Mitolojiden Günümüze Sarıkız Efsanesi
Kazdağları sadece doğasıyla değil, efsaneleriyle de ziyaretçilerini etkiliyor. Sarıkız Tepesi’ne çıkan yollar, hem trekking tutkunları için ideal bir rota hem de yöre halkının anlattığı Sarıkız efsanesiyle birleştiğinde unutulmaz bir deneyim sunuyor. Ekim ayında zirveye çıkmak biraz serin olsa da panoramik manzara, Edremit Körfezi’ni seyrederken içinizi ısıtacak güzellikte.
Köylerde Sonbahar Huzuru
Kazdağları’nın eteklerinde yer alan Adatepe ve Yeşilyurt köyleri, taş evleri, dar sokakları ve yöresel lezzetleriyle sonbahar seyahatine farklı bir ruh katıyor. Zeytinyağı kokusunun yayıldığı bu köylerde kahve molası vermek, doğa yürüyüşünden sonra en keyifli anlardan biri oluyor.

Dağ Seyahatine Hazırlık
Ekim ayı itibarıyla Kazdağları’nı ziyaret etmeyi düşünenlerin yanlarına hafif mont, yürüyüş ayakkabısı ve kamp ekipmanlarını alması öneriliyor. Gündüzleri ılıman bir hava hâkim olsa da akşam saatlerinde sıcaklık ciddi şekilde düşebiliyor. Bu yüzden hazırlıklı olmak, seyahatinizi daha keyifli hale getirecek.

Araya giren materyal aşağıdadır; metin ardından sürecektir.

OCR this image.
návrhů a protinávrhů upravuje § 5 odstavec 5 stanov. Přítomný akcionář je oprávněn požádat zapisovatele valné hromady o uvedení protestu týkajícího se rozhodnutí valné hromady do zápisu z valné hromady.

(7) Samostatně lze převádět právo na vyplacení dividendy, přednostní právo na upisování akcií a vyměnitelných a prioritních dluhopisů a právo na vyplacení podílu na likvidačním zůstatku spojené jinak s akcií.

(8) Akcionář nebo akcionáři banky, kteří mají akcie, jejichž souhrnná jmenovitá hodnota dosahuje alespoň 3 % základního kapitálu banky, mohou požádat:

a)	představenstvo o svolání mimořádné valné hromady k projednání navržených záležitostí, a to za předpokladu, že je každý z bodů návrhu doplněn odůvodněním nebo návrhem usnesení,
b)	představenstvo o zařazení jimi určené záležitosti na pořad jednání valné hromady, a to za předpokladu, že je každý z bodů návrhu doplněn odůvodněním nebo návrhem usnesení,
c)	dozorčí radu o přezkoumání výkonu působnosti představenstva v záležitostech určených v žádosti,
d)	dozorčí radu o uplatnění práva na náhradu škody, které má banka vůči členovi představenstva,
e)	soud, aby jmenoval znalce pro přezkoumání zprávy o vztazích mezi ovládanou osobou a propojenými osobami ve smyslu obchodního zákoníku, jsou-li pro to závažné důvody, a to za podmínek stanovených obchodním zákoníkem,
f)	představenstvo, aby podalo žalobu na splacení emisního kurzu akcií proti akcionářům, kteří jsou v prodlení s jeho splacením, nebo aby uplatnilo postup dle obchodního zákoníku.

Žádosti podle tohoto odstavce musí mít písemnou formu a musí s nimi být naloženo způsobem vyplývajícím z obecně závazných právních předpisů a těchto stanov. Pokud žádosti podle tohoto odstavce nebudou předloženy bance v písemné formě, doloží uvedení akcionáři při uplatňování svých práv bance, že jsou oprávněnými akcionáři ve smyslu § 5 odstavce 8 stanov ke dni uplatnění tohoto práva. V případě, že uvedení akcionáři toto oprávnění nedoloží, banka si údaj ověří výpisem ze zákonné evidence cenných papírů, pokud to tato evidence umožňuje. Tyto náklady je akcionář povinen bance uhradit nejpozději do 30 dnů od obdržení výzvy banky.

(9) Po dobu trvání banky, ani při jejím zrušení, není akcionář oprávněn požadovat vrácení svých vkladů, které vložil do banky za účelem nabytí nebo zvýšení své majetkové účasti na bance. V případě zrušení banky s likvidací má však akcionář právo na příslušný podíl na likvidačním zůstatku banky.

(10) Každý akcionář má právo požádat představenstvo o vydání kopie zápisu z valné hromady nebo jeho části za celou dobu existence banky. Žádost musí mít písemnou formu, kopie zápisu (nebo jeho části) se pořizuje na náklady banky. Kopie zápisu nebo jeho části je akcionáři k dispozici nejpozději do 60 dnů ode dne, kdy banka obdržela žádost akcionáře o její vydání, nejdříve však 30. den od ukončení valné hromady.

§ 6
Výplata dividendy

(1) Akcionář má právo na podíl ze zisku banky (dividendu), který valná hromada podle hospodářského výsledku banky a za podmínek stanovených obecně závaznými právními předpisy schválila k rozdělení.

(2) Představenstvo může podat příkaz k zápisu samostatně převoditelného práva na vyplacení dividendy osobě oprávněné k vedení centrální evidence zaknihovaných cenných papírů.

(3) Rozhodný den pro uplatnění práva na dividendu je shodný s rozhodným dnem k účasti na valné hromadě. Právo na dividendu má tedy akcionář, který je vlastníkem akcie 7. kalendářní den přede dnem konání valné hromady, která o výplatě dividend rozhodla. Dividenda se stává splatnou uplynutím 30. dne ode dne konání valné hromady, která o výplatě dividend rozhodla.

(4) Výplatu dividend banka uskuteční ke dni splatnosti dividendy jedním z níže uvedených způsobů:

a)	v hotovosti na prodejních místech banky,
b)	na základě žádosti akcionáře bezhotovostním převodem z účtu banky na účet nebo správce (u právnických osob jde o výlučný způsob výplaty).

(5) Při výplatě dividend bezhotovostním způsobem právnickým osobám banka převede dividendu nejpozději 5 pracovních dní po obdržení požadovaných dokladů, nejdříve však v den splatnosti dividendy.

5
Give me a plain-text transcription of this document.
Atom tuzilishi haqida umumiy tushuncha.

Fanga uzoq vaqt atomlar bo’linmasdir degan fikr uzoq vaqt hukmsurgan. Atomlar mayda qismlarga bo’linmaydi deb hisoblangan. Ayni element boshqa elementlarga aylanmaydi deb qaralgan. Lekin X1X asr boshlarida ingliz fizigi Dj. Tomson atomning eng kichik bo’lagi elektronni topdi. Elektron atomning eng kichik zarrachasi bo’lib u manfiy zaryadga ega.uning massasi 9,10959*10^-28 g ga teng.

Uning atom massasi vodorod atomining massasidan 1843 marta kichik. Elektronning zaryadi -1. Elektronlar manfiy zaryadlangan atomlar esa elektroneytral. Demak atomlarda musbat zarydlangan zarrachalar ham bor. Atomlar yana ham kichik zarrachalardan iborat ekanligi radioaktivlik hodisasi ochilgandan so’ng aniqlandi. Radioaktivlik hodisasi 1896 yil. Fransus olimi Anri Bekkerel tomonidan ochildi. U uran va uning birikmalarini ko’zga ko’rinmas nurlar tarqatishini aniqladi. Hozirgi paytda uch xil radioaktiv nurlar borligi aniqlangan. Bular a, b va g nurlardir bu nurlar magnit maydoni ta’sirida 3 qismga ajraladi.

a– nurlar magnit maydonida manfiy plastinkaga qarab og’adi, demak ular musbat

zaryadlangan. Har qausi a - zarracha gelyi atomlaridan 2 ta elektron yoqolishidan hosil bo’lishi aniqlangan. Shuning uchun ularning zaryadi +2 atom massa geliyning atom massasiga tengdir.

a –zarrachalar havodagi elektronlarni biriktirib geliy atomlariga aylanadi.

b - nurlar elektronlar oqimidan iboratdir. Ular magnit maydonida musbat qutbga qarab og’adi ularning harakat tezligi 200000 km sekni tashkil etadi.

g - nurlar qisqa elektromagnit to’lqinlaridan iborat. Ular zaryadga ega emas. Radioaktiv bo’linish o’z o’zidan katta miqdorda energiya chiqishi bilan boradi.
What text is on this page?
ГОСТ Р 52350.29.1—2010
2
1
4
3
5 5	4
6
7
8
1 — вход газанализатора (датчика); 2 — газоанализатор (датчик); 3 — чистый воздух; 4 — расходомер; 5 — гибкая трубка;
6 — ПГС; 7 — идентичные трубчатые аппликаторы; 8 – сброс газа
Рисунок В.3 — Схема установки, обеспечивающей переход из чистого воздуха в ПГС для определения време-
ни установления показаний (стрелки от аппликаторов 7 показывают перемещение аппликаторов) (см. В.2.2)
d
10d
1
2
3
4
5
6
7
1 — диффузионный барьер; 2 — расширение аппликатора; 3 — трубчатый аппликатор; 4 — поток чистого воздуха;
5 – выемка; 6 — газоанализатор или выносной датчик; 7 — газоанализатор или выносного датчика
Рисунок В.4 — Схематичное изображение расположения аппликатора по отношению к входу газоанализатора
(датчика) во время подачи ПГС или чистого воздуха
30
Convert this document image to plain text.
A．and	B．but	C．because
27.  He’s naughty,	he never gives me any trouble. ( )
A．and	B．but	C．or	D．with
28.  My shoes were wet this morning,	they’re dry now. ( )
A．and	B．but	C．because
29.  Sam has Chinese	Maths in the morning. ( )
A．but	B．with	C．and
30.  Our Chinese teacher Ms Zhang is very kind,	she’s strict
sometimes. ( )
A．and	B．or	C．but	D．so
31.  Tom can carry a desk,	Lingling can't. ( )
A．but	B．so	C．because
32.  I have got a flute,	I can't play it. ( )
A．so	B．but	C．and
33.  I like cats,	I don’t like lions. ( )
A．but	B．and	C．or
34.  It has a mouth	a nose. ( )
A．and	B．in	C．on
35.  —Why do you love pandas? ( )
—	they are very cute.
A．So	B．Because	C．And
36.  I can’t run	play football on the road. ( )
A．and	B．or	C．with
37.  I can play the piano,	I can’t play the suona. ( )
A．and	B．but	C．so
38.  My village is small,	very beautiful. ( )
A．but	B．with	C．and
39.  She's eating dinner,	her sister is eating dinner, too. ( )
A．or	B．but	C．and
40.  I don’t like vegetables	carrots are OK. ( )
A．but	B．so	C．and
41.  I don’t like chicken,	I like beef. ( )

Sonbaharın Vazgeçilmez Rotası
Deniz tatili sona erse de Kazdağları, sonbaharda ziyaretçilerine çok daha farklı bir deneyim yaşatıyor. Doğa yürüyüşleri, kamp alanları, köy gezileri ve şelalelerle dolu bu eşsiz dağlar, Ekim ayında şehirden kaçmak isteyenlerin ilk tercihlerinden biri oluyor.
Kazdağları’na yapılan bir sonbahar yolculuğu, hem ruhunuzu dinlendiriyor hem de doğanın değişen yüzüne şahit olma imkânı sunuyor. Eğer siz de “yaz bitti, tatil de bitti” diye düşünüyorsanız, Kazdağları size bunun tam tersini kanıtlayacak.